Return their division as a string:
-
If the decimal terminates, just return it normally.
-
If the decimal repeats, enclose the repeating digits in parentheses.
Examples
-
Input:
1, 2
→ Output:"0.5"
-
Input:
2, 1
→ Output:"2"
-
Input:
4, 333
→ Output:"0.(012)"
Constraints
-
-2^31 <= numerator, denominator <= 2^31 - 1
-
denominator != 0
💡 Intuition
When doing long division, if a remainder repeats, the digits from that point forward will start repeating forever.
So the key observation is:
-
Track remainders in a map.
-
As soon as the same remainder shows up again, we know the fractional digits are repeating.

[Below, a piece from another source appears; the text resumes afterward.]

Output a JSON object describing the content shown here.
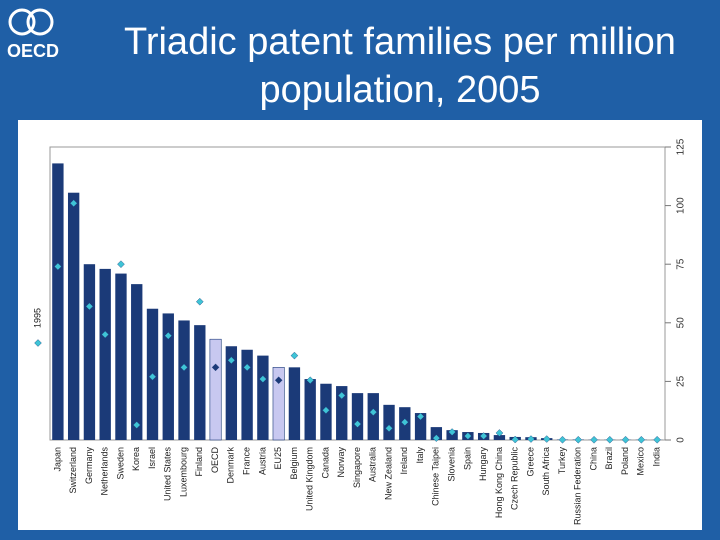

This allows us to insert "("
where the cycle started and ")"
at the end.
🔑 Approach
-
Handle sign: If numerator and denominator have opposite signs, prepend
-
. -
Compute the integer part with floor division.
-
Compute the remainder. If remainder is
0
, return the integer part as the final answer. -
Otherwise, start building fractional digits:
-
Multiply remainder by 10.
-
Divide to get the next digit.
-
Update remainder.
-
If the remainder is already in the map, wrap the repeating section with parentheses and stop.
-
-
Return the joined string.
⏱️ Complexity Analysis
-
Time complexity:
O(d)
whered
is the denominator, because there can be at mostd
unique remainders before repetition. -
Space complexity:
O(d)
for storing the remainders in the hashmap.
🧑💻 Code (JavaScript)
/**
* @param {number} numerator
* @param {number} denominator
* @return {string}
*/
var fractionToDecimal = function(numerator, denominator) {
if (numerator === 0) return "0";
let res = [];
// Handle sign
if ((numerator < 0) ^ (denominator < 0)) {
res.push("-");
}
// Use absolute values
let n = Math.abs(numerator);
let d = Math.abs(denominator);
// Integer part
let integerPart = Math.floor(n / d);
res.push(integerPart.toString());
let remainder = n % d;
if (remainder === 0) {
return res.join(""); // no fractional part
}
res.push(".");
// Map remainder -> index in fractional part
let map = new Map();
let fractional = [];
while (remainder !== 0) {
if (map.has(remainder)) {
// Found repeating cycle
let idx = map.get(remainder);
fractional.splice(idx, 0, "(");
fractional.push(")");
break;
}
map.set(remainder, fractional.length);
remainder *= 10;
let digit = Math.floor(remainder / d);
fractional.push(digit.toString());
remainder %= d;
}
res.push(fractional.join(""));
return res.join("");
};
// ✅ Quick tests
console.log(fractionToDecimal(1, 2)); // "0.5"
console.log(fractionToDecimal(2, 1)); // "2"
console.log(fractionToDecimal(4, 333)); // "0.(012)"
console.log(fractionToDecimal(1, 6)); // "0.1(6)"
🧪 Edge Cases
-
numerator = 0
→ result"0"
-
Exact division (e.g.,
10 / 5
) → no fractional part. -
Negative results (e.g.,
-50 / 8
→"-6.25"
). -
Small repeating fractions like
1/6
→"0.1(6)"
.
🎥 Reflections
No video today since I was working from a café, but I still wanted to get this written up. This problem is a mix of math intuition and implementation detail.
The trick of mapping remainders to their string index is the heart of the solution. Once you realize that, the rest is just clean code.
That’s it for Day 9 of my LeetCode journey!